Laws, like sausages, cease to inspire respect in proportion as we know how they are made.” – John Godfrey Saxe

We are on the eve of a hallowed time in the writer’s calendar. At the stroke of midnight on November 1, thousands of people around the world will start the long and arduous process of writing a novel in 30 days. That’s right, National Novel Writing Month — or NaNoWriMo for the truly hip — is upon us. And most people are tired of hearing about it.

“Pretty much everyone you know and love thinks they have a book in them,” Hayley Campbell writes in a piece for The New Statesman. “And pretty much everyone you know and love has roughly 3,000 words of it written in a dead file in the back corner of a hard drive three computers ago that they won’t tell you about. You are not special.”

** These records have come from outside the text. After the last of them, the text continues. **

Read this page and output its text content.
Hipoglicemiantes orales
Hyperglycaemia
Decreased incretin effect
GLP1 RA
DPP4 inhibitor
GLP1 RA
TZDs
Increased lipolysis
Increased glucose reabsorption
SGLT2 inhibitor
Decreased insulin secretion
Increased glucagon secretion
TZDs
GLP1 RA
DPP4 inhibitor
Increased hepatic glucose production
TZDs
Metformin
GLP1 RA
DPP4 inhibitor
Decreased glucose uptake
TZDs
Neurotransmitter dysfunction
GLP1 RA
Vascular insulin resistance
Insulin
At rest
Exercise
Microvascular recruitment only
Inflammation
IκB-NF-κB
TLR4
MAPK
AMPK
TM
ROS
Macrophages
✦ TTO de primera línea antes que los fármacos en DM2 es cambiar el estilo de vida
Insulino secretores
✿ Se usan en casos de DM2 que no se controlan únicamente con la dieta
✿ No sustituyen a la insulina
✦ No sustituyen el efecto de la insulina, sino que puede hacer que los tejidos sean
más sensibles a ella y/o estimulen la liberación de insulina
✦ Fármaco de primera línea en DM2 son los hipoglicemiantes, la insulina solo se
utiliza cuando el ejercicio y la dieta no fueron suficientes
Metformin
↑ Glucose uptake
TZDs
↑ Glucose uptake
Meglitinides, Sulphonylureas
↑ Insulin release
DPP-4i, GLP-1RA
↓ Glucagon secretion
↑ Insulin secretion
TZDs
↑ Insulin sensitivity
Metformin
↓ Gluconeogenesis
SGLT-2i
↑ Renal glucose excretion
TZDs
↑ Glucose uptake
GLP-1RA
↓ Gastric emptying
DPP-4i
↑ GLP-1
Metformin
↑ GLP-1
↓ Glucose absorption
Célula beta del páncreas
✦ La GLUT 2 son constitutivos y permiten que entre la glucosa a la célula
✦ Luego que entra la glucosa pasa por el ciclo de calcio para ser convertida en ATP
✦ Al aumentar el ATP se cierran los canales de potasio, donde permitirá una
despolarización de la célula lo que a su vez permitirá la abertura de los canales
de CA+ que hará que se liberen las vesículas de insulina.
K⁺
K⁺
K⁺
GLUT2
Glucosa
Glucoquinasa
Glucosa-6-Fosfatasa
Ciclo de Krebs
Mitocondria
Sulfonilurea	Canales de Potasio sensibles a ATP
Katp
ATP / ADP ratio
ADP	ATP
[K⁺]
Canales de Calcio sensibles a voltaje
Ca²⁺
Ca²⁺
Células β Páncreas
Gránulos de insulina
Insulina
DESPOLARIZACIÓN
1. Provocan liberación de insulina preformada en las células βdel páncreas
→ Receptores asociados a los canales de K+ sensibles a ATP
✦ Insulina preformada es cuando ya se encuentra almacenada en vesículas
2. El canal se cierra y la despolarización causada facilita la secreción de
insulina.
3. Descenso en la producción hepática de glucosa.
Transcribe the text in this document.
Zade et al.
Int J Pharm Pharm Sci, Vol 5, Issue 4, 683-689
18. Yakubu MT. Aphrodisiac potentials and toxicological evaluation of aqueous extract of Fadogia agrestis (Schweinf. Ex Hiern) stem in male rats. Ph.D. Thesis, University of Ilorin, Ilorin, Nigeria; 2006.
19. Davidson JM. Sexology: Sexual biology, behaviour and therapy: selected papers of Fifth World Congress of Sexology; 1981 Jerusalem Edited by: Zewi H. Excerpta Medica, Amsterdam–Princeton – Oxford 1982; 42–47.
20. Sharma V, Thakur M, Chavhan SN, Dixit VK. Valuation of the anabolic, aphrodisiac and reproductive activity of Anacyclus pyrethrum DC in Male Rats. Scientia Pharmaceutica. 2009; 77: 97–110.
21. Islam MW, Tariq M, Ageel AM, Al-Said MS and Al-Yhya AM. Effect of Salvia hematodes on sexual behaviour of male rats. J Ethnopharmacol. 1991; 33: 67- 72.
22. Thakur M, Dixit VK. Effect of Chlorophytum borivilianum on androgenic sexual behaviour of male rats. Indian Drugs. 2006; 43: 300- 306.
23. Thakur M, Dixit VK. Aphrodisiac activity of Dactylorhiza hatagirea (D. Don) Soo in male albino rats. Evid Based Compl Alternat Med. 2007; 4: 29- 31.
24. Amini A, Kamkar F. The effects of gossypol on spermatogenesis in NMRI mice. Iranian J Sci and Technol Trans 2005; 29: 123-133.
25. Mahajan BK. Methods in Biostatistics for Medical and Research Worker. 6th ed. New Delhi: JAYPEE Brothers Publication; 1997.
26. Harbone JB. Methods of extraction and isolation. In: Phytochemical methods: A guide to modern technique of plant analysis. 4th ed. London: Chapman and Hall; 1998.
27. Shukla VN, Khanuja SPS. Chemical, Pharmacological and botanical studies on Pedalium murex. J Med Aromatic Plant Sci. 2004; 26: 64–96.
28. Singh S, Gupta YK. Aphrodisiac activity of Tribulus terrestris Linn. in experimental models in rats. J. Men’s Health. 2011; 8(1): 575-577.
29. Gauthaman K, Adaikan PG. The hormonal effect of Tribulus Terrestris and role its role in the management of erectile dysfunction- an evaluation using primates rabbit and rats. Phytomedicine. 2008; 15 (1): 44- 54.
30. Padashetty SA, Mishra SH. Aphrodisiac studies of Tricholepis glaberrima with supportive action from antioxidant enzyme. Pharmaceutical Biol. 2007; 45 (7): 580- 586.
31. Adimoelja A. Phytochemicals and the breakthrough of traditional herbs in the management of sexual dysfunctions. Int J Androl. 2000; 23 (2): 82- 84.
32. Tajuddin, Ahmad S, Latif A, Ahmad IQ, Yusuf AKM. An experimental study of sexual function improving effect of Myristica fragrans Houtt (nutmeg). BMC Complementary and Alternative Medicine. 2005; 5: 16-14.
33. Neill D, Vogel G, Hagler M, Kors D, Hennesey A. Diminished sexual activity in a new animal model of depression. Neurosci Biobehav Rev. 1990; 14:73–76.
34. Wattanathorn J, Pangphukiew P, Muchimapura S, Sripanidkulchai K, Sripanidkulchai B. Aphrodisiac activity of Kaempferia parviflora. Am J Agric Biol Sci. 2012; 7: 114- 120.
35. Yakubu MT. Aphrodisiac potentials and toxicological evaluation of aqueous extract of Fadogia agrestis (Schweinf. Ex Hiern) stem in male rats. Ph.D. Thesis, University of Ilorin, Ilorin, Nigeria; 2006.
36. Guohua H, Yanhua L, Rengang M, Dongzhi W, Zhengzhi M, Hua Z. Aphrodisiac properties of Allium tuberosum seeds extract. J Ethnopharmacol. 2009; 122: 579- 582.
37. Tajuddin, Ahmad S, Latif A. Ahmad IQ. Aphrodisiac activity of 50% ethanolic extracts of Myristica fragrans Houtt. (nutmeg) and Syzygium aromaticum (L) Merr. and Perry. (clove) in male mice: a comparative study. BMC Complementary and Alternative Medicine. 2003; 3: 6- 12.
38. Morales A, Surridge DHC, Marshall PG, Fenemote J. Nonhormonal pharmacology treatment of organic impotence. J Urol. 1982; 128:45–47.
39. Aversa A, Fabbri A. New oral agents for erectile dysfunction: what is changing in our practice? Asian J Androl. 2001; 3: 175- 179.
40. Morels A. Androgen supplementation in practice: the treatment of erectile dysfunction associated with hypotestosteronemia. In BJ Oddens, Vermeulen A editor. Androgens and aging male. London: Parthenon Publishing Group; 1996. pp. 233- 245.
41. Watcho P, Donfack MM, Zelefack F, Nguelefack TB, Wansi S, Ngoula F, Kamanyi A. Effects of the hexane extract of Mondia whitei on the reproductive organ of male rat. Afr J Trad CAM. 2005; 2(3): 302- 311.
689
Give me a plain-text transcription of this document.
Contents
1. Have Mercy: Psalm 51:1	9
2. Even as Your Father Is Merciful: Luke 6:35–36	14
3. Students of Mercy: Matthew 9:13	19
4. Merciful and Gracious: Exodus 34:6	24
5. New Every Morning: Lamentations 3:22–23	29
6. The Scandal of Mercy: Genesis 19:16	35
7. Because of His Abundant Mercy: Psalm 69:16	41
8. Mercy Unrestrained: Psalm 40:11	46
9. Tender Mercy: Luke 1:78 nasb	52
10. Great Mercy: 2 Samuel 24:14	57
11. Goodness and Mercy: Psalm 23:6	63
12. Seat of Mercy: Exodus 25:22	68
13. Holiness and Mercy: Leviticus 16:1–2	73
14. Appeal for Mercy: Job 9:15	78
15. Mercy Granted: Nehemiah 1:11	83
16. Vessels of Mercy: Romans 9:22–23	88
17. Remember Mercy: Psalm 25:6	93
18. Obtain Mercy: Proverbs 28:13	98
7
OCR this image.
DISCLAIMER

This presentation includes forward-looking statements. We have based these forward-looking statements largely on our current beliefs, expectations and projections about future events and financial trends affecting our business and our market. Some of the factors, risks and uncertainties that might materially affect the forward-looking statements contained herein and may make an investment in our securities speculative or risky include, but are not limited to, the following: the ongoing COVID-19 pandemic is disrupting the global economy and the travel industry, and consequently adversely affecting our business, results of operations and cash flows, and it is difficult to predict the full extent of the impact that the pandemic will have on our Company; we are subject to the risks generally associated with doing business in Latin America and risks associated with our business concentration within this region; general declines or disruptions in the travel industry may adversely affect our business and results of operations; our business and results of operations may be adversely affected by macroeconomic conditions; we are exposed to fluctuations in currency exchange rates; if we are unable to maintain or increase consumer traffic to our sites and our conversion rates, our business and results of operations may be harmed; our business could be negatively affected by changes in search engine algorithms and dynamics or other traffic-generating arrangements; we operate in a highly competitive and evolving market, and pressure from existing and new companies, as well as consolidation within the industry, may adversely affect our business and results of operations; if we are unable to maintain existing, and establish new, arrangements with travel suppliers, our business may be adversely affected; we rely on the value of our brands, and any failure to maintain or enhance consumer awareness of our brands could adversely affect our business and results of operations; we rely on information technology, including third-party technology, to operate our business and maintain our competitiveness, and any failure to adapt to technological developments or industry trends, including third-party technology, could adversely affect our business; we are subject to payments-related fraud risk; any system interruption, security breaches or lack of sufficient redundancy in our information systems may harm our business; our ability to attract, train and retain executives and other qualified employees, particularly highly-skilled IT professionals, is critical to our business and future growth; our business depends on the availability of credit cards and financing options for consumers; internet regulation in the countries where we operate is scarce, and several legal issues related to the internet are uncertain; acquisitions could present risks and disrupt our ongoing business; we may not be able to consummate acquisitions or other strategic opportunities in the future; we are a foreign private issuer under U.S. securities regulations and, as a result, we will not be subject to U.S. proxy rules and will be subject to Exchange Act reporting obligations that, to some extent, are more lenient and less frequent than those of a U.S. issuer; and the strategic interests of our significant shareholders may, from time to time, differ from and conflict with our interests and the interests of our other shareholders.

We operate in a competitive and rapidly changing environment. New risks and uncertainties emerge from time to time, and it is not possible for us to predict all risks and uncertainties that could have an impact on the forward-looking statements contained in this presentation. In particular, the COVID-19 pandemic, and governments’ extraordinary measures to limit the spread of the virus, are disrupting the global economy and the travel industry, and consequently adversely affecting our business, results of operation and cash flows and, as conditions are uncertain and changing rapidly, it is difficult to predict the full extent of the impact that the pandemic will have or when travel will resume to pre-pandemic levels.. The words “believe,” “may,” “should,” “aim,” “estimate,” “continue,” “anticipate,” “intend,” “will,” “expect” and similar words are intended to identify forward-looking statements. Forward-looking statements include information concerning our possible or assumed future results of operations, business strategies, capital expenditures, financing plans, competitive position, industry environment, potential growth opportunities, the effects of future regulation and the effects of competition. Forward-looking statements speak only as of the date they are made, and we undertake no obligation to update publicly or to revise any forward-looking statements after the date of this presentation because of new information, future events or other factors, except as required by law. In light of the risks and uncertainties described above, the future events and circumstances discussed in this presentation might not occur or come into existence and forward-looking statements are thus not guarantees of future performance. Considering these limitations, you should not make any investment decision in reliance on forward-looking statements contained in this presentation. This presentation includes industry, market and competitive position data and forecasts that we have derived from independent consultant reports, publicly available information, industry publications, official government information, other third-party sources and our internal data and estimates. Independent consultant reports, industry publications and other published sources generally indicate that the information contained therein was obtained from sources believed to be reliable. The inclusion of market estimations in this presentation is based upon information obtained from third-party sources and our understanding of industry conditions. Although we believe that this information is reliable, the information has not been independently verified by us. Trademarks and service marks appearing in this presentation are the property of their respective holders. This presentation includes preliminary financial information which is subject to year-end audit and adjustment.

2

You see, not everyone wants to know how books are made. Like laws and sausages, it takes some of the mystique out of it for some. For others, like Campbell, they are simply tired of seeing their social media feeds clogged with insights into the creative processes of fair-weather writers.

Campbell and her compatriots have a point — there is nothing glamorous about writing. For all of our tweets and blog posts about where we find our inspiration and how we overcome the turbulent seas of plot and character, it all boils down to periods of typing interspersed with long silences. So much of the writer’s work is inner monologue that there isn’t all that much you can say to impress an outsider.

And yet, the blogs exist for a reason and readers flood the inboxes of their favorite authors asking for a glimpse into the psyche of someone who creates stories. Hundreds of books have been written about writing books. Despite the trivial, self-absorbed status updates that will spew forth during the next month, there is something in all of us that is fascinated by the process and wishes we had thought of it.

Yes, there will be a lot of talk about Carpal Tunnel Syndrome, coffee, and crushed dreams in the coming weeks, when NaNo-ers should probably just put their heads down and work. But whether NaNoWriMo gets you fired up or makes you roll your eyes, we still all have that story inside of us and we secretly hope to discover a scrap of writerly wisdom that makes sense of the mystery — and I think we should encourage the searchers.